According to Friefeld, harvesting accounts for only 10 percent of the total work taking place in the factory, but, by automating that process, it’s possible to create a 24/7 print cycle.

“Today, the section of the factory that’s able to run with Project Skywalker is able to run around the clock, 24 hours a day,” Friefeld said. “We only run a single shift right now, but when our team comes in in the morning, there are a bunch of parts that were running on the Skywalker cell overnight that we can then simply clean, pack and ship and get out the door that we wouldn’t have had otherwise.

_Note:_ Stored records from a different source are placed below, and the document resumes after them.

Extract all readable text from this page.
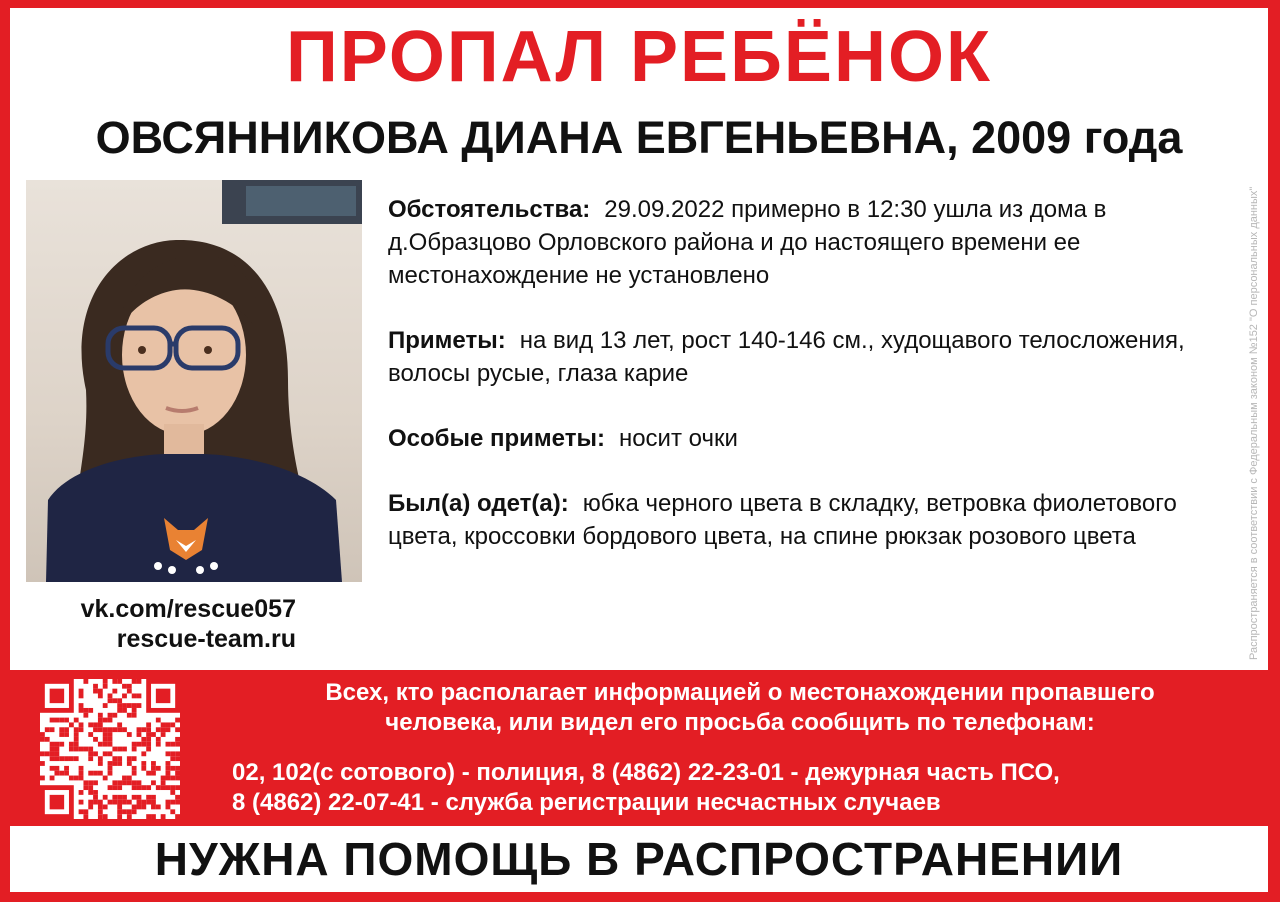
ПРОПАЛ РЕБЁНОК
ОВСЯННИКОВА ДИАНА ЕВГЕНЬЕВНА, 2009 года
vk.com/rescue057
rescue-team.ru

Обстоятельства: 29.09.2022 примерно в 12:30 ушла из дома в д.Образцово Орловского района и до настоящего времени ее местонахождение не установлено

Приметы: на вид 13 лет, рост 140-146 см., худощавого телосложения, волосы русые, глаза карие

Особые приметы: носит очки

Был(а) одет(а): юбка черного цвета в складку, ветровка фиолетового цвета, кроссовки бордового цвета, на спине рюкзак розового цвета	Распространяется в соответствии с Федеральным законом №152 "О персональных данных"
Всех, кто располагает информацией о местонахождении пропавшего
человека, или видел его просьба сообщить по телефонам:
02, 102(с сотового) - полиция, 8 (4862) 22-23-01 - дежурная часть ПСО,
8 (4862) 22-07-41 - служба регистрации несчастных случаев
НУЖНА ПОМОЩЬ В РАСПРОСТРАНЕНИИ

It’s a huge, 3x productivity boost for all of the machines that are being run with robotic arms.”


The robotic arm has been programmed with specific predetermined paths that navigate to each of the nine printers when a job is complete. Then Voodoo implements some machine vision to take care of the last-mile approach to the printbed. Once it pulls the print plate from the machine, a custom-built plate “hopper” feeds new, clean plates to the robot to place back into the printer for its subsequent task.

Essential to all of Voodoo’s operations and partly responsible for the company’s overall efficiency is the software that runs its various printer cells. The startup has, in addition to Skywalker, software that partially automates the file preparation process. This tool helps speed up the process of orienting the 3D model, determining the print settings, placing it in the queue at the proper time to meet the customer’s needs, and sending it to the printer.

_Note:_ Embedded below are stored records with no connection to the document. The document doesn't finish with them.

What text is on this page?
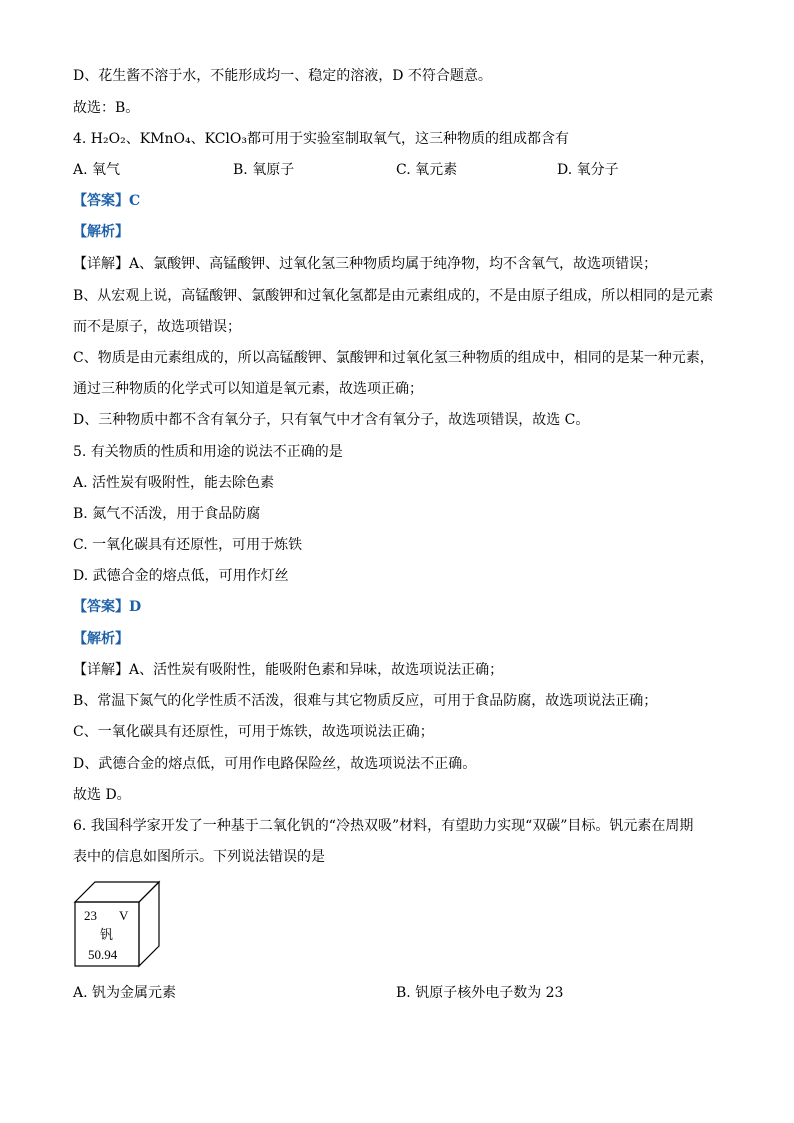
D、花生酱不溶于水，不能形成均一、稳定的溶液，D 不符合题意。
故选：B。
4. H₂O₂、KMnO₄、KClO₃都可用于实验室制取氧气，这三种物质的组成都含有
A. 氧气	B. 氧原子	C. 氧元素	D. 氧分子
【答案】C
【解析】
【详解】A、氯酸钾、高锰酸钾、过氧化氢三种物质均属于纯净物，均不含氧气，故选项错误；
B、从宏观上说，高锰酸钾、氯酸钾和过氧化氢都是由元素组成的，不是由原子组成，所以相同的是元素
而不是原子，故选项错误；
C、物质是由元素组成的，所以高锰酸钾、氯酸钾和过氧化氢三种物质的组成中，相同的是某一种元素，
通过三种物质的化学式可以知道是氧元素，故选项正确；
D、三种物质中都不含有氧分子，只有氧气中才含有氧分子，故选项错误，故选 C。
5. 有关物质的性质和用途的说法不正确的是
A. 活性炭有吸附性，能去除色素
B. 氮气不活泼，用于食品防腐
C. 一氧化碳具有还原性，可用于炼铁
D. 武德合金的熔点低，可用作灯丝
【答案】D
【解析】
【详解】A、活性炭有吸附性，能吸附色素和异味，故选项说法正确；
B、常温下氮气的化学性质不活泼，很难与其它物质反应，可用于食品防腐，故选项说法正确；
C、一氧化碳具有还原性，可用于炼铁，故选项说法正确；
D、武德合金的熔点低，可用作电路保险丝，故选项说法不正确。
故选 D。
6. 我国科学家开发了一种基于二氧化钒的“冷热双吸”材料，有望助力实现“双碳”目标。钒元素在周期
表中的信息如图所示。下列说法错误的是
23 V
钒
50.94
A. 钒为金属元素	B. 钒原子核外电子数为 23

For Skywalker, Voodoo leveraged its software writing capabilities to network the robot with the printers. The arm is notified when a print is complete on which printer and when a new print plate has been loaded so that the system can begin a new print automatically.


The Future of Project Skywalker

If Voodoo can reduce its costs by 90 percent over the course of the next three years, Friefeld believes that his company will be able to compete with injection molding for runs of up to 100,000 units and with a much faster turnaround time.

To do so, Voodoo will gradually introduce a Project Skywalker setup to each of its printer cells, powered in part by a recent $5 million financing round led by General Catalyst, with participation from NextView Ventures, 645 Ventures, and Y Combinator’s Continuity Fund.

To test out the possibilities and work out any kinks with the system, the startup has also setup a sale for its Direct Print Service during the month of August. Pricing during the sale will be 40 to 80 percent lower than other online 3D printing services, when printing with PLA.

Implementing Project Skywalker across the company is just a first step. In the future, Voodoo hopes to expand beyond its Brooklyn factory and also adopt other forms of manufacturing technology.

“Ultimately, we will be producing low-volume runs of any manufactured product anywhere in the world,” Friefeld said.“[We’re] starting with plastic today, but we’ll eventually expand into other materials and processes built on top of these digital tools like 3D printers.”

Prospective technologies include new metal 3D printers that Voodoo might be able to purchase 100 units at a time. “We are considering technologies across the board,” Friefeld explained. “The unifying theme behind what we would want to bring to a factory is that we’re looking at technologies that have been newly released that will change the economics of what was being done before.”

Before Voodoo moves that far down the road, however, Friefeld wants to focus on its Brooklyn headquarters.